Hubble and its amazing sheets of optical glass paved the way for the Terrestrial Planet Finder and its deformable mirrors, which will have 100 times the imaging power of its predecessor when NASA launches it in the near future. Deformable mirrors don’t need to be absolutely perfect the first time out — they can adjust their positions to correct for blurring or distortion, which in space can be caused by temperature, lack of gravity or getting bumped during launch.
Deformable mirrors are not so new; they were proposed by astronomers in the 1950s and developed by the United States Air Force in the 1970s. Each system consists of the deformable mirror itself, a sensor that measures any aberrations it finds hundreds of times a second, and a small computer that receives the sensor’s readings and tells the mirror how to move to correct for the problem.
2. Nanotubes Look for Life on Mars
No matter what the movies have been telling us for decades, Martians are not likely to be humanoid, sentient beings. They won’t have ray guns or space suits. If there is life on Mars, it will be very, very small, and probably not too far up the evolution ladder. Pity.
In order to find such small forms of life, small detectors were necessary. Enter nanotubes, which is a fun word to say. Scientists at the Ames Research Center developed carbon nanotubes, each 1/50,000th the diameter of a human hair, that can conduct heat and electricity. Each nanotube is tipped with single strands of nucleic acid (the “NA” in “DNA”) from a microorganism. When it comes into contact with a matching strand, the pair form a double helix and send a faint electrical charge through the nanotubes. This charge is how anyone looking at the biosensor, as the tiny apparatus is called, knows life has been detected.
Sadly, no life has yet been found on Mars, but these biosensors are being put to good use on Earth. Tipping the nanotubes with waterborne pathogens like E. Coli and Cryptosporidium means an analyst can get results from the biosensor in the field within two hours — no lab work required.
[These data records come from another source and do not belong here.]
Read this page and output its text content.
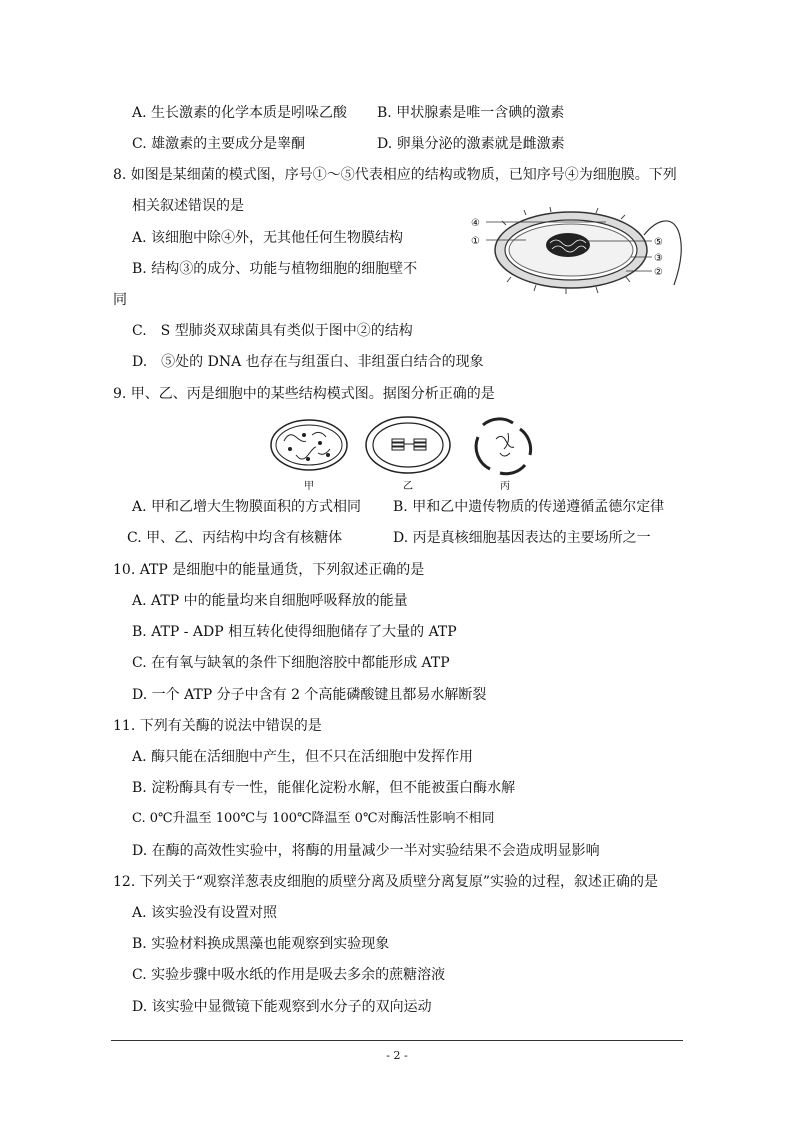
A. 生长激素的化学本质是吲哚乙酸 B. 甲状腺素是唯一含碘的激素
C. 雄激素的主要成分是睾酮	D. 卵巢分泌的激素就是雌激素
8. 如图是某细菌的模式图，序号①～⑤代表相应的结构或物质，已知序号④为细胞膜。下列
相关叙述错误的是
A. 该细胞中除④外，无其他任何生物膜结构
B. 结构③的成分、功能与植物细胞的细胞壁不
同
C.　S 型肺炎双球菌具有类似于图中②的结构
D.　⑤处的 DNA 也存在与组蛋白、非组蛋白结合的现象
④
①	⑤
③
②
9. 甲、乙、丙是细胞中的某些结构模式图。据图分析正确的是
甲	乙	丙
A. 甲和乙增大生物膜面积的方式相同 B. 甲和乙中遗传物质的传递遵循孟德尔定律
C. 甲、乙、丙结构中均含有核糖体	D. 丙是真核细胞基因表达的主要场所之一
10. ATP 是细胞中的能量通货，下列叙述正确的是
A. ATP 中的能量均来自细胞呼吸释放的能量
B. ATP - ADP 相互转化使得细胞储存了大量的 ATP
C. 在有氧与缺氧的条件下细胞溶胶中都能形成 ATP
D. 一个 ATP 分子中含有 2 个高能磷酸键且都易水解断裂
11. 下列有关酶的说法中错误的是
A. 酶只能在活细胞中产生，但不只在活细胞中发挥作用
B. 淀粉酶具有专一性，能催化淀粉水解，但不能被蛋白酶水解
C. 0℃升温至 100℃与 100℃降温至 0℃对酶活性影响不相同
D. 在酶的高效性实验中，将酶的用量减少一半对实验结果不会造成明显影响
12. 下列关于“观察洋葱表皮细胞的质壁分离及质壁分离复原”实验的过程，叙述正确的是
A. 该实验没有设置对照
B. 实验材料换成黑藻也能观察到实验现象
C. 实验步骤中吸水纸的作用是吸去多余的蔗糖溶液
D. 该实验中显微镜下能观察到水分子的双向运动
- 2 -
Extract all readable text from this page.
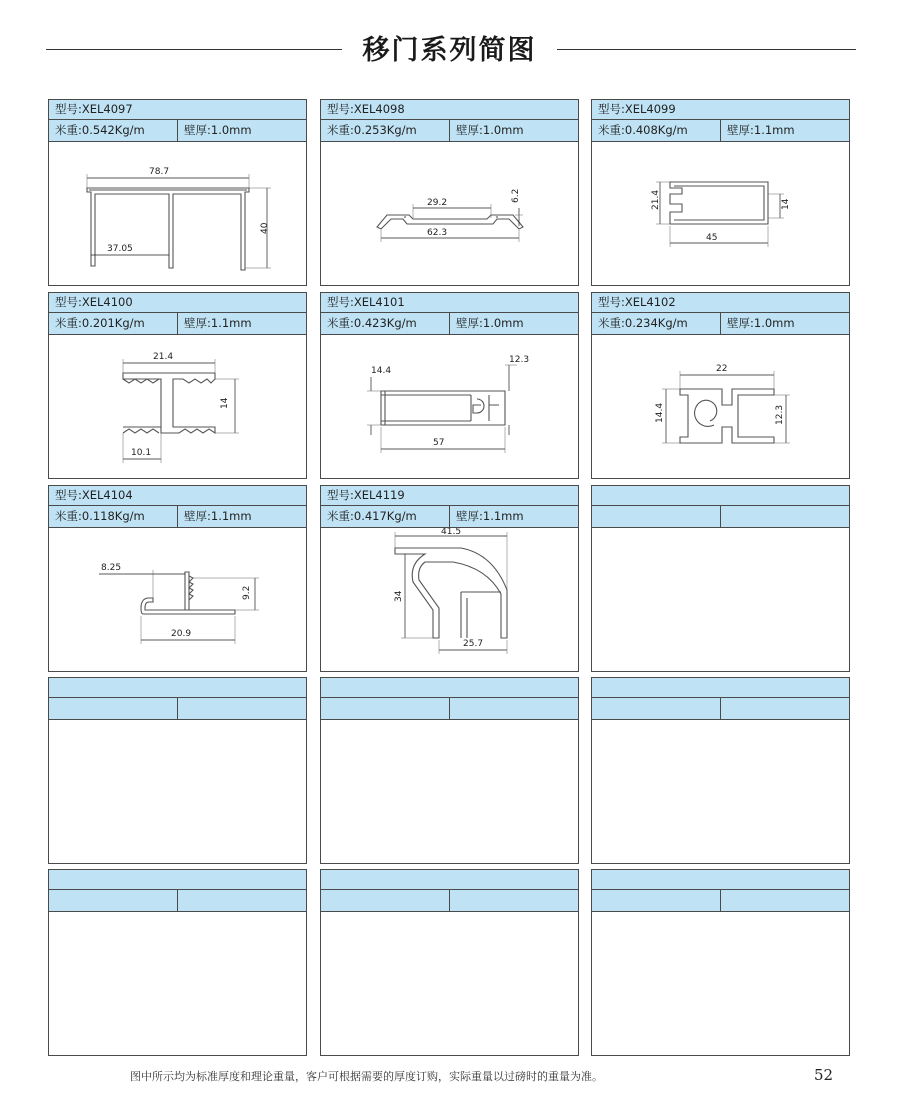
移门系列简图
型号:XEL4097
米重:0.542Kg/m	壁厚:1.0mm
78.7
40
37.05
型号:XEL4098
米重:0.253Kg/m	壁厚:1.0mm
29.2	6.2
62.3
型号:XEL4099
米重:0.408Kg/m	壁厚:1.1mm
21.4	14
45
型号:XEL4100
米重:0.201Kg/m	壁厚:1.1mm
21.4
14
10.1
型号:XEL4101
米重:0.423Kg/m	壁厚:1.0mm
14.4
12.3
57
型号:XEL4102
米重:0.234Kg/m	壁厚:1.0mm
22
14.4	12.3
型号:XEL4104
米重:0.118Kg/m	壁厚:1.1mm
8.25
9.2
20.9
型号:XEL4119
米重:0.417Kg/m	壁厚:1.1mm
41.5
34
25.7
图中所示均为标准厚度和理论重量，客户可根据需要的厚度订购，实际重量以过磅时的重量为准。	52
1. Mars Missions Create Tough Armor
When the Mars Pathfinder (1997) and Mars Rover (2004) missions landed on the Red Planet, they landed hard. These were unmanned missions, of course, with some guidance from engineers on Earth — but not as much as they’d like. The equipment was designed to crash land, gently, with a cage of airbags to cushion the fall from space.
Obviously, not just any airbag would work. NASA required the material to be lightweight and able to withstand extreme temperatures for the interplanetary flight. The material also had to be tough enough to keep the airbags inflated as the whole apparatus bounced along the rocky, sharp surface of Mars.
NASA’s Jet Propulsion Laboratory worked with Warwick Mills, the company that had woven the reentry parachutes for the Apollo missions in the 1960s, to create a layered, coated, liquid-crystal polyester fiber that would fit the bill.
Warwick took the technology and ran with it, creating TurtleSkin protective gear that can withstand punctures from needles, knives and even bullets. The flexibility of the tightly woven fabric, which helped keep the Mars landers safe, now also keeps military and police officers safe.